While the financial gains may not be as rapid as in some other sectors, a recent report by EY and McKinsey has provided a tangible evaluation of the blue economy’s potential. The multiplier effect of investing in the sector is substantial, offering a promising outlook for those committed to the long-term goals of sustainability.
It’s crucial for all stakeholders, from promoters to investors, to comprehend the unique challenges and opportunities presented by the blue economy. The sector’s success lies not only in financial gains but in contributing to the perpetual quality of life on Earth. As global discussions increasingly recognize the critical role of the ocean in sustaining life, our endeavors in the blue economy become more vital than ever.

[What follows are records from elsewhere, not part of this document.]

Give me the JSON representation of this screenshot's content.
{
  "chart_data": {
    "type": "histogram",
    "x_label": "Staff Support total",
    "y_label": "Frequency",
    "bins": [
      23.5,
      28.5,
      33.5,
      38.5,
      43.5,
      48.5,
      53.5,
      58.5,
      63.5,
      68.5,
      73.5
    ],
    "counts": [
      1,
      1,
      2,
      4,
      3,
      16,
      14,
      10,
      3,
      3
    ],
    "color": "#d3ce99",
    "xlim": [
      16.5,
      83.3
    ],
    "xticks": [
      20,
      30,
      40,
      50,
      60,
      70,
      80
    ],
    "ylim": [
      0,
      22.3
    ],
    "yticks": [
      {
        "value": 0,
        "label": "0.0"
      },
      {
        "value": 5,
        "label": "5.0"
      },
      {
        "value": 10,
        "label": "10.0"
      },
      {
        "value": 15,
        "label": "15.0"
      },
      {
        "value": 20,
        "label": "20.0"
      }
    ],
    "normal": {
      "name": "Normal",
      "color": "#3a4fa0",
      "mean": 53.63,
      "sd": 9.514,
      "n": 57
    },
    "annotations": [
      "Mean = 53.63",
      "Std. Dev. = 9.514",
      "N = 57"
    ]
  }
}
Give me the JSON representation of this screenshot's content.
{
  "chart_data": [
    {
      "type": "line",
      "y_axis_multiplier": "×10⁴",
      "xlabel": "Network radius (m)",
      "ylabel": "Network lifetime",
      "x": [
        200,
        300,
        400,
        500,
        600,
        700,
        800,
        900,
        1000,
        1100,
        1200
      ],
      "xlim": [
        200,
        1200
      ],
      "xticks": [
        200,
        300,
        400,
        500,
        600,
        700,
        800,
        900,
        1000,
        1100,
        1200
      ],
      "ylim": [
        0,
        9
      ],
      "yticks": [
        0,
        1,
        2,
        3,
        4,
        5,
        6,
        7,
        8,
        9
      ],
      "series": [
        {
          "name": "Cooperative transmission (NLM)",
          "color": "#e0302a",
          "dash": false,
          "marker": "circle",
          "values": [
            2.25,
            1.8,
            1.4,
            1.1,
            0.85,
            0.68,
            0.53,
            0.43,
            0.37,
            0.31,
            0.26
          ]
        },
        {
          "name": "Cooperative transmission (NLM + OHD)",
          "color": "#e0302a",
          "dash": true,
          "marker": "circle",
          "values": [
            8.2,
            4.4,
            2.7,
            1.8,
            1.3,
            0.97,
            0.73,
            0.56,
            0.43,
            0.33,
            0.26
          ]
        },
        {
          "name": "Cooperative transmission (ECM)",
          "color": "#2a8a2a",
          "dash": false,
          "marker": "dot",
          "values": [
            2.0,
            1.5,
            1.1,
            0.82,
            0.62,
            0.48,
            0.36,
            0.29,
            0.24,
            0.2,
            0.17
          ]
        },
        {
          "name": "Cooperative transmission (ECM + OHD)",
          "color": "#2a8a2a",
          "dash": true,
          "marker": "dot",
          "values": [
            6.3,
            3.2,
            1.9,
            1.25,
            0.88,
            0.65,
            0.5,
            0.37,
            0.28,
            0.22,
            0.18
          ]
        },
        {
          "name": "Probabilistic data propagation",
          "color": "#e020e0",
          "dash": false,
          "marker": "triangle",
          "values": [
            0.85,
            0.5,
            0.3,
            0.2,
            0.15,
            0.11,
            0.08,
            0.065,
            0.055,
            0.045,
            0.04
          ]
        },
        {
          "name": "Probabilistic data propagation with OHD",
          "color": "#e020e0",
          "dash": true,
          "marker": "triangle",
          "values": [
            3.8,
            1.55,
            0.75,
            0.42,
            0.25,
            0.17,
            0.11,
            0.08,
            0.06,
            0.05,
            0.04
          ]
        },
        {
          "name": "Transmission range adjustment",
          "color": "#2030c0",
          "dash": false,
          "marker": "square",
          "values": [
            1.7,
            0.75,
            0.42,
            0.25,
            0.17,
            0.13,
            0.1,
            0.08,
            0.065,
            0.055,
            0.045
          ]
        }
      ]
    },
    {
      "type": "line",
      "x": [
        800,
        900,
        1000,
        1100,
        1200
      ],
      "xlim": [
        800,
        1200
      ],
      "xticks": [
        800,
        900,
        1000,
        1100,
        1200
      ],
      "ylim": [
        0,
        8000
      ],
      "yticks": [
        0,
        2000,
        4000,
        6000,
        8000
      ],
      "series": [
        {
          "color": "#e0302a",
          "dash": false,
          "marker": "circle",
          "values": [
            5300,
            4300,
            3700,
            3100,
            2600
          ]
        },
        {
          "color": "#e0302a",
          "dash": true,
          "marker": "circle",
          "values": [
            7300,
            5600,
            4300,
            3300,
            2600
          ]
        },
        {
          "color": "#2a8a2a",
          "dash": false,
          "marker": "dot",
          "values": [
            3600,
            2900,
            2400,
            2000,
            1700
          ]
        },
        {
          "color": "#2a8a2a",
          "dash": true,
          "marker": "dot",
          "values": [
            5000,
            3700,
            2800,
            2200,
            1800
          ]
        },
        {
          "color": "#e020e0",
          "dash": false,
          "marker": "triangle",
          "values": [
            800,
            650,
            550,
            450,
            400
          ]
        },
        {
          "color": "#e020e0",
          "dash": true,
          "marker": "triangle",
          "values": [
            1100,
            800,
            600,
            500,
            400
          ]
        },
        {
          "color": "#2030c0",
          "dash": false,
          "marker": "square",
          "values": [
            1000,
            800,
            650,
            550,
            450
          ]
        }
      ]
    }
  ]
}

The fight against powerful fossil fuel lobbies is daunting, but by placing substantial value in sustainability within the blue economy, we have a means to combat these challenges. The financial backing and recognition of the value in sustainable practices are essential in creating a counterbalance against influential fossil fuel industries and fostering a more sustainable future.
On a personal level, you’ve taken on the role of heading the association, representing the blue economy sector, in addition to running your own startup. What motivated you to take on this additional responsibility, and why do you believe in the importance of this mission?
It wasn’t solely my decision; I was invited by my colleagues to become the president of the association. Initially, I was hesitant, as I didn’t want the responsibility to be forced upon me. However, I accepted the role and embraced the challenge. Despite my already busy schedule managing my company and being involved in other endeavors, I find a deep sense of fulfillment. The satisfaction comes from seeing the positive impact of my decisions on the industry and society. I’m passionate about helping other companies thrive and promoting the growth of the sector. The role allows me to contribute to the survival and success of businesses, making a tangible difference in the industry.
While I recognize that this role won’t last forever, and I’ve committed to it for two years, I find the experience incredibly rewarding. Making decisions that directly lead to positive outcomes for individuals and businesses is a powerful motivator. It’s not just altruistic; there’s a sense of personal satisfaction in knowing that my actions have facilitated positive change.
In the end, it’s about seeing that I’ve been able to help someone, and that, to me, is immensely fulfilling. It’s a somewhat selfish satisfaction, but it adds a meaningful layer to my daily activities.
Plus, ensuring the trend towards better management and protection of our oceans continues is a crucial objective of my professional life. And through this position I can definitely have a bigger influence on it.